Gadis berpiyama motif bunga itu menoleh, mengerutkan kening ketika mendapati nomor asing yang meneleponnya via aplikasi hijau. Terlebih, nomor itu bukanlah nomor asal Indonesia.

Penasaran, Amel mengangkat panggilan tersebut. "Halo, dengan siapa saya bicara?" tanyanya menggunakan bahasa Inggris, berjaga-jaga kalau si penelepon bukan orang Indonesia dan tidak bisa berbahasa Indonesia.

"Ini aku, jadi nggak usah pake bahasa Inggris." Suara lembut itu menyapa rungu Amel.

Gadis itu lekas mengambil posisi duduk. "Ini beneran lo, Han?" tanyanya lagi, memastikan.

Hana mendengkus. "Siapa lagi kalo bukan aku?"

Sementara Amel hanya terkekeh garing. Heran saja, tiba-tiba Hana menelepon, setelah berbulan-bulan tidak mengabari, juga tidak bisa dikabari olehnya dan Wisanggeni karena tidak memiliki nomor terbaru gadis berwajah datar itu.

Alhasil untuk mengetahui kabar Hana, mereka harus bertanya pada Kirana atau Wulan.

"Gimana kabarmu dan kakak?" Suara Hana terdengar lagi, mencairkan kecanggungan selama beberapa saat.

"Alhamdulillah, sehat. Kalo kalian?"

"Kalian?"

"Kamu sama Bima," jelas Amel.
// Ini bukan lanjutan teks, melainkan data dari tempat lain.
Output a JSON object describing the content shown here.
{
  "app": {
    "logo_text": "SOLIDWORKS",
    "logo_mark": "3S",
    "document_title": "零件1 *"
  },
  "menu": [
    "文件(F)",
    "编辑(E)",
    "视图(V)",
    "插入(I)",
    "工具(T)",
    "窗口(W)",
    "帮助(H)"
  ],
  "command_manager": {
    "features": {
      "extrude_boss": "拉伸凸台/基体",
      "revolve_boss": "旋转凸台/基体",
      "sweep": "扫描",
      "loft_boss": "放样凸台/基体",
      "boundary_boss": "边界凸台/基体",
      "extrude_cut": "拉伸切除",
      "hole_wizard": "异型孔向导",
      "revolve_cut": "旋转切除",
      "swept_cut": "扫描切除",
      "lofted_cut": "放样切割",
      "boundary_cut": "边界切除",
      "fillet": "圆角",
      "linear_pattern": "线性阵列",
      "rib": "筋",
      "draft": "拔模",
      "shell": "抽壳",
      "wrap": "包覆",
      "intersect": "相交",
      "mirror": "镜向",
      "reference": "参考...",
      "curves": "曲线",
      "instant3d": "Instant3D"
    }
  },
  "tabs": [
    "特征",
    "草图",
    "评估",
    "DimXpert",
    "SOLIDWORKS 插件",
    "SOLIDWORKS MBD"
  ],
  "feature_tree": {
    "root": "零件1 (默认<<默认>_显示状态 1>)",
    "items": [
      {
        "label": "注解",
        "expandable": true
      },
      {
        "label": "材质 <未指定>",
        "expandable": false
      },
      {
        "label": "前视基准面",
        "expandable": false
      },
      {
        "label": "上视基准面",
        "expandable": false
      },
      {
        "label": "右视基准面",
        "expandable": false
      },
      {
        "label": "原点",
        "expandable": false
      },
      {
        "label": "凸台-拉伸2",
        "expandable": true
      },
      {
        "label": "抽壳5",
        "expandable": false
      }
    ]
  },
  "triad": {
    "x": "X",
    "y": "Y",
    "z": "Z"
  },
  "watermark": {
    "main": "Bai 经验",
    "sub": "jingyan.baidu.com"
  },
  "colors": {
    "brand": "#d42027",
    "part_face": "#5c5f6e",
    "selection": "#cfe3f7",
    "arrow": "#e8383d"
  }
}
Dari Instagram, ia tahu, Bima ikutan pindah ke Singapura dan tinggal di apartemen yang sama dengan nona mudanya itu.

Hana menjawab, "Ya, kami sehat."

"BTW, gimana hubungan kalian berdua?"

Lagi, gadis berwajah datar itu mendengkus. "Harusnya aku yang nanya soal itu ke kamu." Terdengar embusan napas pelan dari seberang sana. "Sebelumnya, aku ucapin selamat karena kamu udah jadian sama kakak."
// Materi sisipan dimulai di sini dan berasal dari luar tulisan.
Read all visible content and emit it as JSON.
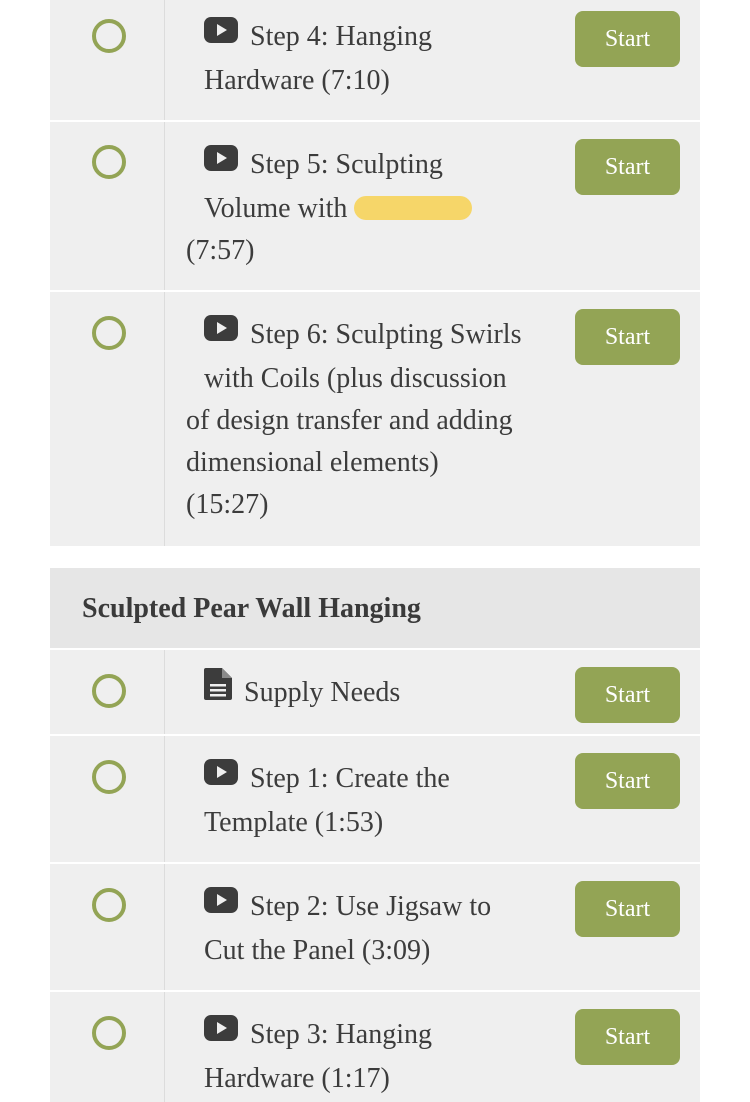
{
  "module_a": {
    "lessons": [
      {
        "icon": "play-icon",
        "text": "Step 4: Hanging Hardware (7:10)",
        "line1": "Step 4: Hanging",
        "line2": "Hardware (7:10)",
        "button": "Start"
      },
      {
        "icon": "play-icon",
        "line1": "Step 5: Sculpting",
        "line2": "Volume with",
        "line3": "(7:57)",
        "button": "Start"
      },
      {
        "icon": "play-icon",
        "line1": "Step 6: Sculpting Swirls",
        "line2": "with Coils (plus discussion",
        "line3": "of design transfer and adding",
        "line4": "dimensional elements)",
        "line5": "(15:27)",
        "button": "Start"
      }
    ]
  },
  "module_b": {
    "title": "Sculpted Pear Wall Hanging",
    "lessons": [
      {
        "icon": "document-icon",
        "line1": "Supply Needs",
        "button": "Start"
      },
      {
        "icon": "play-icon",
        "line1": "Step 1: Create the",
        "line2": "Template (1:53)",
        "button": "Start"
      },
      {
        "icon": "play-icon",
        "line1": "Step 2: Use Jigsaw to",
        "line2": "Cut the Panel (3:09)",
        "button": "Start"
      },
      {
        "icon": "play-icon",
        "line1": "Step 3: Hanging",
        "line2": "Hardware (1:17)",
        "button": "Start"
      }
    ]
  },
  "colors": {
    "accent": "#93a455",
    "row_bg": "#efefef",
    "header_bg": "#e6e6e6",
    "text": "#3c3c3c",
    "redaction": "#f6d35a"
  }
}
"Thanks, Han. Ngomong-ngomong, apa lo baru mengetahuinya?"

"Nggak, aku udah lama tahu. Bukan dari mama atau oma, melainkan dari Ig kakak. Mungkin kakak sengaja mengunggahnya di sana agar aku tahu bahwa kalian udah jadian," jelas Hana. "Maaf, aku baru ngucapin sekarang."

"Eh, nggak apa-apa kok." Amel sama sekali tidak keberatan. Ia paham kenapa Hana baru sekarang mengucapkan selamat padanya. Pasti sakit ketika tahu Wisanggeni jadian sama gue.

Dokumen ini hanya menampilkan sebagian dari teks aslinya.